Comparing the two marking methods based on each of the points above shows that laser marking’s readability is superior to that of inkjet marking.

Laser marking readability

4. The shape of the Marking Surface

As long as the print surface is two-dimensional and stays within the throw distance of the printhead, an inkjet maker can print as expected. But, any deviation in the orientation, shape, or distance of the surface will result in unreadable or poor quality marks. Also, print area and print size are more restricted on inkjet coders. However, optional distance sensors make it possible for laser marking systems to automatically correct focal points and ensure that the marking position is always correct. And, the marking system can detect each part and mark it accordingly. The 3-axis control makes it possible to mark virtually any shape, including sloped, conical, round, and varying height.

Laser marking on curved surfaces

5. Maintenance

Continuous Inkjet (CIJ) coders could require regular maintenance to ensure no residual build-up, which would affect ink flow. And these printers could sometimes need an on-site technician visit to restore their operation. Piezo inkjet printers require less maintenance than CIJs, and this usually includes cleaning blocked nozzles.
Alternatively, laser marking machines could perform for years before needing any attention.

6. Operating Environment

Excessive dust, humidity, and temperature impact the coding and marking quality of laser and inkjet marking.
When it comes to inkjet markers, temperature affects their ink viscosity. As temperatures drop, ink viscosity increases, which reduces ink flow and transferability. So, a cold production environment would require an inkjet coder equipped with an ink heater. Conversely, higher temperatures decrease viscosity and accelerate the evaporation of the solvents in ink, diminishing print quality.
High humidity & condensation are obstacles to achieving clear prints and optimal ink adhesion to the substrate. Finally, dust could cause nozzle blockage, dust build-up on the print head, and cause print distortions.

7. Cost of Ownership

Inkjet coders and markers are generally less expensive to purchase than laser markers. However, the cost of consumables (ink, make-up fluid, cleaners) for inkjet printers can quickly drive up ownership cost: a higher production volume requires more consumables and, therefore, increased operating costs.
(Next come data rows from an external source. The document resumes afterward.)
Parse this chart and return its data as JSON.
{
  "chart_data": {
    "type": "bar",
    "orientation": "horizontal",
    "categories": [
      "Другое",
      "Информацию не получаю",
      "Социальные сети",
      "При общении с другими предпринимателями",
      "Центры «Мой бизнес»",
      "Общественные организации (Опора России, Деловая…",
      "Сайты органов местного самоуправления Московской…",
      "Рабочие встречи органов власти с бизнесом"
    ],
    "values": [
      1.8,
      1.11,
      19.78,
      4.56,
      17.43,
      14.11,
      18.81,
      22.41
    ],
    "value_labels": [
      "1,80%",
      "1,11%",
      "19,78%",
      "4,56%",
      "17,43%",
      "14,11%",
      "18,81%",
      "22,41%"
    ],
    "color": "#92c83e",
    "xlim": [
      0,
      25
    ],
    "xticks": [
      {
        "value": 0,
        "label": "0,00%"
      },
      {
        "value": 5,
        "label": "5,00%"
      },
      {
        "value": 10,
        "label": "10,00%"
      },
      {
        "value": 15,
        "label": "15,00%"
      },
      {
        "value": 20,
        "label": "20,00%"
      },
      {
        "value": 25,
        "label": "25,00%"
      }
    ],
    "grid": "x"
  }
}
Alternatively, laser markers function without requiring consumables resulting in a lower cost of ownership, especially for high volume production applications.

8. Environmental Impact

The inks and solvents used by inkjet printers often contain harmful chemicals, affecting the operator and or the environment.
The Material Safety Data Sheets (MSDS) for inks and solvents list Globally Harmonized System (GHS) Classifications for possible hazards associated with the formulations’ ingredients. Some hazards cited are:

  • eye irritation
  • dizziness & drowsiness
  • allergic skin reaction

Waste ink and make-up solvents are considered hazardous materials, so they need to be disposed of properly. Moreover, depleted ink & solvent containers and cartridges are waste products that usually end up in landfills.

In Sum

Both laser and inkjet markers offer viable methods for printing barcodes, variable data, and traceability information onto products and packaging.

Inkjet markers offer non-contact printing technology that performs best on flat and some, even on curved surfaces. The broad range of available inks allows these printers to code a large variety of substrates. However, the cost of inks and other consumables significantly impacts the total cost of owning inkjet marking equipment.

Alternatively, laser markers offer durable, highly precise, readable marks but require greater initial investment with little or no ongoing operating costs. Selecting the most suitable marking solution for your operation requires you to consider and evaluate operational, financial, and environmental factors and determining which are the most important for you.